Udang yang dipelihara secara massal yang sangat rentan terhadap virus, dan ini bisa dijelaskan sebagai resultante dari kepadatan inang. Bagaimana dengan budidaya tradisional atau tradisional plus yang notabene tidak memiliki kepadatan tinggi? Seperti yang dijelaskan oleh Villarreal bahwa bisa jadi kelompok udang yang yang jumlahnya sedikit ini berkelompok pada inang yang kuat. Sekiranya kelompok udang yang padat berkelompok di inang yang tidak kuat maka virus akan lebih mudah mendorong penghancuran inang yang tidak kuat. Dari penjelasan ini jelas sekali bahwa inang dan parasit genetik akut memiliki potensi besar untuk memberikan penentu kelangsungan hidup kelompok khususnya kelompok yang padat populasinya.

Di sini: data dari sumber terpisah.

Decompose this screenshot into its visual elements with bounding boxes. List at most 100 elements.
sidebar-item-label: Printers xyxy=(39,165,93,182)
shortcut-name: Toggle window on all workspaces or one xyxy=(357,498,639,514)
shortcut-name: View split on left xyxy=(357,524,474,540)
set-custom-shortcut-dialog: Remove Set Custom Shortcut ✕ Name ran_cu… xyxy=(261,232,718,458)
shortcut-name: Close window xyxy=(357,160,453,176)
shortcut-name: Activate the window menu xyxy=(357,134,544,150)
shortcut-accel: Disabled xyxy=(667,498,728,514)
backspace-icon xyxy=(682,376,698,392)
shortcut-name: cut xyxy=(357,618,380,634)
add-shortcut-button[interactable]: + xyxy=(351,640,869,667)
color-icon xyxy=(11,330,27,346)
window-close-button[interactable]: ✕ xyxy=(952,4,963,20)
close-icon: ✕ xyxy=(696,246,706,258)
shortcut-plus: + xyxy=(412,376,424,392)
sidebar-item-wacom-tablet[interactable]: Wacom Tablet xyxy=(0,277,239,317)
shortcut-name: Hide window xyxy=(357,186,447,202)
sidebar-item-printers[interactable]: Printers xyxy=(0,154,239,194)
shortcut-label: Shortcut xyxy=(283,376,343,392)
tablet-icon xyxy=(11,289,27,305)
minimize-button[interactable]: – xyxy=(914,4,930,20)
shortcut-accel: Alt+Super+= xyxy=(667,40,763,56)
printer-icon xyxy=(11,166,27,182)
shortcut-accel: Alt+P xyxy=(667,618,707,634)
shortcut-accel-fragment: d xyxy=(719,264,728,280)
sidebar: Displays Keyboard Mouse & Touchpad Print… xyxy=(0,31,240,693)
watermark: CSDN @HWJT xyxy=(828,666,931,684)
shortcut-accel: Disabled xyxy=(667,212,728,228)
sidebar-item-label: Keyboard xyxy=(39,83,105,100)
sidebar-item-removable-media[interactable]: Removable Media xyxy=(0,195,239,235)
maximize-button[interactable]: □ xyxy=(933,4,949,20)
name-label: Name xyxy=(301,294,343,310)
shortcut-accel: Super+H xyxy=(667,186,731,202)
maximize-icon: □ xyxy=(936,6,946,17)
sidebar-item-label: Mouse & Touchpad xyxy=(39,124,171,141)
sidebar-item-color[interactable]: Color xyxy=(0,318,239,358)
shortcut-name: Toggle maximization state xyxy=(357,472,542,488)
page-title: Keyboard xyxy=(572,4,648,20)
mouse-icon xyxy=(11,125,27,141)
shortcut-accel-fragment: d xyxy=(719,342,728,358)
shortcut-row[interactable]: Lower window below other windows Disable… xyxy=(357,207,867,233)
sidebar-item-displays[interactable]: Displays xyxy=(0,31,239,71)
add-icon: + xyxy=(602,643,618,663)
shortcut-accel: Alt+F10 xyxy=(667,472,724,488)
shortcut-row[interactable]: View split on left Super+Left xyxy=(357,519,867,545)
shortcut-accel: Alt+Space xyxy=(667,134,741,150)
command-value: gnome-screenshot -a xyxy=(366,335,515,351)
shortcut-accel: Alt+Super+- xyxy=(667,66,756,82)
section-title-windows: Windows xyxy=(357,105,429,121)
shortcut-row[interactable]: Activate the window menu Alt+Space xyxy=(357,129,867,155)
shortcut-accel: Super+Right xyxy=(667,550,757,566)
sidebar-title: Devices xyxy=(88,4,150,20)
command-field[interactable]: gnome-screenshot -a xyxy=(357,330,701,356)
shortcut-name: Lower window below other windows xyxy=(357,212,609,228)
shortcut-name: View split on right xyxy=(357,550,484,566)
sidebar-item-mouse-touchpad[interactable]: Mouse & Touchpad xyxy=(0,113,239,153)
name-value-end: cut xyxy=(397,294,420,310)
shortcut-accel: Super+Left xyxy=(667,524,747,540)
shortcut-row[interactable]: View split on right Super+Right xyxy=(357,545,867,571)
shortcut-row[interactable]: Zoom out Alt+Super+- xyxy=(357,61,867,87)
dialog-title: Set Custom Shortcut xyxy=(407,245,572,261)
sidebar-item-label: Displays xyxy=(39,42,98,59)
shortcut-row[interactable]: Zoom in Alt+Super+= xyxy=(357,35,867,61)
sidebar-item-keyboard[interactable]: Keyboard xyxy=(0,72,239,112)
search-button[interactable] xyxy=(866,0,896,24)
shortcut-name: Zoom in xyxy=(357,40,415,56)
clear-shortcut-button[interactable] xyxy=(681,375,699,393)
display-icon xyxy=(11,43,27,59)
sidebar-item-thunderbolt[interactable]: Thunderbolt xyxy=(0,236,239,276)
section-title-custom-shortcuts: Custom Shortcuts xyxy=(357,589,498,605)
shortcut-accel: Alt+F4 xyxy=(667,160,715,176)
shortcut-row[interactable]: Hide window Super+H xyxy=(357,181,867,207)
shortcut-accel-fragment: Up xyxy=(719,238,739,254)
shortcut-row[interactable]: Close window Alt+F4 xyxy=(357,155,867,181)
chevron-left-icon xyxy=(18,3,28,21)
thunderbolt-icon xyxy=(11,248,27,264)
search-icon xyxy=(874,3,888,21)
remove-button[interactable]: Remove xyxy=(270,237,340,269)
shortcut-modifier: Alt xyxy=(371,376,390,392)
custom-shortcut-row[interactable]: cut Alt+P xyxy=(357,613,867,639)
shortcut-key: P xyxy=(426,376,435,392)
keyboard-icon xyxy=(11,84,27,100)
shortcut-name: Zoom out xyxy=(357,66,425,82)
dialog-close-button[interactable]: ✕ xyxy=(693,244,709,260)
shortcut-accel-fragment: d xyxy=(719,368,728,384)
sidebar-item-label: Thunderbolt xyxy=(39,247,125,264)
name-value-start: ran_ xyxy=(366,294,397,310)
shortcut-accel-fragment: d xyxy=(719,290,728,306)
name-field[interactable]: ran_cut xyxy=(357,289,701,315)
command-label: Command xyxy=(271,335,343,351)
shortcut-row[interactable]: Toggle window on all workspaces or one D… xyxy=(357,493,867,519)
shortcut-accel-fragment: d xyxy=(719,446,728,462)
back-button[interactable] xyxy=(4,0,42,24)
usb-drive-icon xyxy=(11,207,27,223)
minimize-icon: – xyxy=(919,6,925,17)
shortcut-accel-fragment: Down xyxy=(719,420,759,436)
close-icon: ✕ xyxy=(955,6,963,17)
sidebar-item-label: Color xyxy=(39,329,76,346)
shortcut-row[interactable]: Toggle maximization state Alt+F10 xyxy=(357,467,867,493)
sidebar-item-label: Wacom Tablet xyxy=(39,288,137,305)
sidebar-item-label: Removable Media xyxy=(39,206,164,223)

Sejatinya kita bisa belajar dari ilmu virus yang memperlihatkan kepada kita bahwa mereka akan berkelompok “menyerang” ketidak seimbangan untuk tidak mengatakan kelompok inang yang tidak kuat. Mereka tidak akan bisa menyerang di kelompok inang yang kuat. Makhluk hidup termasuk udang windu yang tidak terbebani oleh ketidakseimbangan dan menikmati keseimbangan akan sulit diserang. Kelompok makhluk hidup lainnya dikelilingi oleh parasit genetik seperti virus dan ini merupakan “penyeimbang alam” yang sudah diciptakan “satu paket” dengan makhluk-makhluk hidup lainnya.
Cacing-cacing laut di alam yang merupakan salah satu makanan utama induk udang windu sudah terpapar virus sejak di alam, induk udang windu juga terdapat virus di dalam tubuhnya dan seterusnya. Pertanyaannya adalah apakah kita akan berhenti berbudidaya udang windu? Jawaban arifnya adalah “tidak” dengan catatan harus berdamai dengan virus sehingga si virus akan berkelompok di inang yang kuat dan jangan memberi kesempatan berkelompok di inang yang tidak kuat.
Untuk kasus budidaya udang windu, sejatinya yang dimaksud dengan kelompok kuat adalah kelompok yang bisa bertumbuh tanpa adanya stress yang berlebihan sehingga udang windu dan virus di sekitarnya bisa tumbuh bersamaan dengan baik. Pelajaran pandemic Covid19, sejatinya bisa ditarik sebagai suatu pelajaran berharga tentang arti sekelompok virus dan ketidakseimbangan. Pelajaran itu sudah diperlihatkan oleh udang windu.